Submitted by SimonSingleton on Wed, 2011-04-20 00:00
This was originally posted in April 2011.
MBI: This is the first time you've been nominated for the Man Booker International Prize. How important are literary prizes to you and are you pleased to see your body of work praised by the Man Booker judges?
Anne Tyler: It made me very happy to see my name on that shortlist, all the more so because many of the other names were from such far-flung places. In fact I bought several books by the writers unfamiliar to me; so the nomination has expanded my reading considerably.
MBI: Some of your most well-known characters are male. Is it harder or easier to write from that perspective?
AT: Male characters are more of a challenge to me, because I think men generally are less willing to express their emotions. I'm conscious of a feeling of constraint when I'm looking at things through their eyes.
MBI: Many of your novels centre around family dynamics. What is it about amily life that make such rich matter for your writing?
AT: I like the fact that family members can't so easily walk away from each other when the going gets tough. They're forced to stay at close quarters and grate along together, and that provides wonderful material for novelists.
MBI: Today's writers are under increasing pressure to be online, with publishers encouraging writers to tweet, blog, and so on. What advice would you have for those writers who don't want to create this kind of very public profile?
AT: Well, of course I would say, "Don't do it," but that's because I can't imagine doing it myself. It feels like a physical impossibility.
MBI: Can you recommend any novelists (or poets) who you would like to see finding a wider audience?

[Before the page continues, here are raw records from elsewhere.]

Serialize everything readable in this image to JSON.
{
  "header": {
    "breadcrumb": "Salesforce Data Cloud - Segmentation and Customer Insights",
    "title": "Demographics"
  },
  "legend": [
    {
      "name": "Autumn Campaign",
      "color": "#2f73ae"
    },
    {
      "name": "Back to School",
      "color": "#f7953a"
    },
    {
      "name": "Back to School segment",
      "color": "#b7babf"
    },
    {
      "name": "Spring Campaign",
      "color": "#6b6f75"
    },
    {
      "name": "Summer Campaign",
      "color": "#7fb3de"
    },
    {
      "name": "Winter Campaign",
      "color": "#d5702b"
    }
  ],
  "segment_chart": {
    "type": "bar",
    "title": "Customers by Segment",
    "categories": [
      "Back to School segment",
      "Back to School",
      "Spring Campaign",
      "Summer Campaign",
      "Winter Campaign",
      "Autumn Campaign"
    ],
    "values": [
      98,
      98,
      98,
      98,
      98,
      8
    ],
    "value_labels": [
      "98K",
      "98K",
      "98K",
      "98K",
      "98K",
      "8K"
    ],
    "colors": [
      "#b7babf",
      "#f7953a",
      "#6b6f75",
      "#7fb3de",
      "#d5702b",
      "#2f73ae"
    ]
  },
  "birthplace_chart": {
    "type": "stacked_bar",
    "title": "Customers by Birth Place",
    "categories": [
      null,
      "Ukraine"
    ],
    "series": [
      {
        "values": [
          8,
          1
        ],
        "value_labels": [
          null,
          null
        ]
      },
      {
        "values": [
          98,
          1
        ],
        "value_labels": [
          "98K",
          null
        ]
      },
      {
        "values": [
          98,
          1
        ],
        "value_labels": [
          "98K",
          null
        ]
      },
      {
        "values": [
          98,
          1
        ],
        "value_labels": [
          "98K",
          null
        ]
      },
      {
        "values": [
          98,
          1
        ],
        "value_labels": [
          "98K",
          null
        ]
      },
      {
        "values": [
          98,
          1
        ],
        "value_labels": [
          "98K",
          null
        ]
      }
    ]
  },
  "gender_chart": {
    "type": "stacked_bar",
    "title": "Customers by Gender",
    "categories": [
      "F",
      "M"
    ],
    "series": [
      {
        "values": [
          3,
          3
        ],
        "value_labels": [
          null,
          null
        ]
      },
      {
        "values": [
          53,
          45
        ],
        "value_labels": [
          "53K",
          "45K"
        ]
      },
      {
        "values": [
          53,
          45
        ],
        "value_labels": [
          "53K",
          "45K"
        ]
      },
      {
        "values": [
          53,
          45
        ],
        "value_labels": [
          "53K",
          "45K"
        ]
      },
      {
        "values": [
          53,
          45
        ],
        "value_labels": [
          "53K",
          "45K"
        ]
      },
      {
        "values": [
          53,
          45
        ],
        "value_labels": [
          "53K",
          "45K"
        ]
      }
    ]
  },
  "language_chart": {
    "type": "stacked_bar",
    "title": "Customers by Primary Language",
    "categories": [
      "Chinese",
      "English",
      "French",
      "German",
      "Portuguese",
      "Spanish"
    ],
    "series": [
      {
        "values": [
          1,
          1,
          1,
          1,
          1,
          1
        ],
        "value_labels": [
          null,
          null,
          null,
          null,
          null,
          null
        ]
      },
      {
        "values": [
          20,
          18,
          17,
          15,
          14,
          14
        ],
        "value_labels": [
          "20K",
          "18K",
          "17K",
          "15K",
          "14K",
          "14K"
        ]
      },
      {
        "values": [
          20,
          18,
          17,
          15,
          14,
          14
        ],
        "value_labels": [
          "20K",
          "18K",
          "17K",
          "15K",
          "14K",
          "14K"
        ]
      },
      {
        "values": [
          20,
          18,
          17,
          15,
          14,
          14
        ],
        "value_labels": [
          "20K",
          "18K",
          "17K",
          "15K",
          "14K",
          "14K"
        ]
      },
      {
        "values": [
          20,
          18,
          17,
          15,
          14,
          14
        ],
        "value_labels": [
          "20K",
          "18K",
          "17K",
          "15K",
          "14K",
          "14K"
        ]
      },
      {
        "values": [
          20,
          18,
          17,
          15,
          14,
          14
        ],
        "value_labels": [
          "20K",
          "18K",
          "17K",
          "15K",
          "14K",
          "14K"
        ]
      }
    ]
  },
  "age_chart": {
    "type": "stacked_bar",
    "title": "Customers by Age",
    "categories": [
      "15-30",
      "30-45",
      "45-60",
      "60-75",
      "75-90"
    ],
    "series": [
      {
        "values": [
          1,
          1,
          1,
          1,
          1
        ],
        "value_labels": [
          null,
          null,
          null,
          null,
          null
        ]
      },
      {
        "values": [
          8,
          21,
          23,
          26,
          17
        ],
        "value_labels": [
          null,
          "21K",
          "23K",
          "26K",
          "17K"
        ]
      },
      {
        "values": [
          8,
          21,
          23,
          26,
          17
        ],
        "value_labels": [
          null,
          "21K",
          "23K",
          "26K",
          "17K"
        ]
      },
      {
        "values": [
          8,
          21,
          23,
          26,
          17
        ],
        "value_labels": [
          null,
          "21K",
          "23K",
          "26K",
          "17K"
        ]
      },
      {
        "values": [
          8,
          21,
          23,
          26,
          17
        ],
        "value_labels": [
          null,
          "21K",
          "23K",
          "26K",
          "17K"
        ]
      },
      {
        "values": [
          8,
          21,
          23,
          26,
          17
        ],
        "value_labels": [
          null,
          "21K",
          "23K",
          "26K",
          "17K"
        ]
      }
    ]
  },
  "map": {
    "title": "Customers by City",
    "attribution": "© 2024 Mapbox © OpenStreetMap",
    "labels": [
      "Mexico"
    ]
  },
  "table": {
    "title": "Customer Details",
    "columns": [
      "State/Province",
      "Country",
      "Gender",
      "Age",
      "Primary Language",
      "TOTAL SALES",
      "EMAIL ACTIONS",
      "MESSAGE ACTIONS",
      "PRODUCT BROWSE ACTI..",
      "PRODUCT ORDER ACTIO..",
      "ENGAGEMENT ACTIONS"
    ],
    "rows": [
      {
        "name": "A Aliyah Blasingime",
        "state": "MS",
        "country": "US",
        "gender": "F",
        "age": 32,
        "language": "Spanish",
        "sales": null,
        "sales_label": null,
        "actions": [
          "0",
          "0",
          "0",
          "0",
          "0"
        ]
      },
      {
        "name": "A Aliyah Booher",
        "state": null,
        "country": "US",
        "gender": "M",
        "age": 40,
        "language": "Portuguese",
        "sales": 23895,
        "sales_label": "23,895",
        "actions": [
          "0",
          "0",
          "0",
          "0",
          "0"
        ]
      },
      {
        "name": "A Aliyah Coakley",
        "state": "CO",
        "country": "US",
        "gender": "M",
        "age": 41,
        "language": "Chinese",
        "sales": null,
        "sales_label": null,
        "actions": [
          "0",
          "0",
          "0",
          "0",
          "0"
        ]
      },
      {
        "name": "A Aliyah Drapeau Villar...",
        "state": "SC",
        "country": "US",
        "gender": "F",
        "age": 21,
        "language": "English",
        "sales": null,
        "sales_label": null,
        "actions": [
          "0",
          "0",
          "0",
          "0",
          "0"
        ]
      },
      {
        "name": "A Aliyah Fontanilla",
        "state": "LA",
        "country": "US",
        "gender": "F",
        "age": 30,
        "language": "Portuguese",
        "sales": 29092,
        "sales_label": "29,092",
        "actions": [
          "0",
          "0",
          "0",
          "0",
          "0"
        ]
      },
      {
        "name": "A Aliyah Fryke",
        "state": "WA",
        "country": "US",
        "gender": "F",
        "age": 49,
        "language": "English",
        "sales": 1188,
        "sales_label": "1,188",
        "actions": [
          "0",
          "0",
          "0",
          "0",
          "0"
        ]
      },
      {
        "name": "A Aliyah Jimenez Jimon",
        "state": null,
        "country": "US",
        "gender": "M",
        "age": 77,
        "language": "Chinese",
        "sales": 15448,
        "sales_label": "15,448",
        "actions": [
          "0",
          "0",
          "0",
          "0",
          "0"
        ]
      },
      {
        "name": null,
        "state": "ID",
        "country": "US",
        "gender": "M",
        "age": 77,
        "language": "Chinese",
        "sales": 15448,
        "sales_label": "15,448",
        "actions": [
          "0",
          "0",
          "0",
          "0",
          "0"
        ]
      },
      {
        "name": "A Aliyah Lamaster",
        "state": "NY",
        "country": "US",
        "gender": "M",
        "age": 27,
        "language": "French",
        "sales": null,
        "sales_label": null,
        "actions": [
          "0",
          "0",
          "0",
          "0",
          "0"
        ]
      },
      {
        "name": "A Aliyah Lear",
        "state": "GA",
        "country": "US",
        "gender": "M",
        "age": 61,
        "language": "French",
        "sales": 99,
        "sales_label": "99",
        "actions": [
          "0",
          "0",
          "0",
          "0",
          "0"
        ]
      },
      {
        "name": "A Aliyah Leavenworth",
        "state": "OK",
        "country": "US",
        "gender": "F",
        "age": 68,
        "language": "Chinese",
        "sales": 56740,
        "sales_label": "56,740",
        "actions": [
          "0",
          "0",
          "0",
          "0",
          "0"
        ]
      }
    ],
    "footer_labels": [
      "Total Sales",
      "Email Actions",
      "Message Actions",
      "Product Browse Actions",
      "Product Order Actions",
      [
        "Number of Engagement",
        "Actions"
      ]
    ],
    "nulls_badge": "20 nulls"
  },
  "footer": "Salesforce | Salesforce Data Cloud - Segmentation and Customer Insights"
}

AT: I've been telling everyone to read a Canadian author, Lisa Moore, whose novel February I loved. And two recent books by writers I've admired for years - What is Left the Daughter Howard Norman and Emily, Alone by Stewart O'Nan - deserve to be read by everyone who enjoys serious fiction.
MBI: You've worked as a librarian before - in the UK currently we're seeing many libraries being closed due to funding cuts - how important do you think libraries are for writing communities?
AT: I'm sad to hear about the funding cuts. I love the atmosphere of libraries - even the smell of them - and I think they're ideal places for children to spend time. But "writing community" seems to me a contradiction in terms, and I always picture writers writing alone in their rooms, not in a library.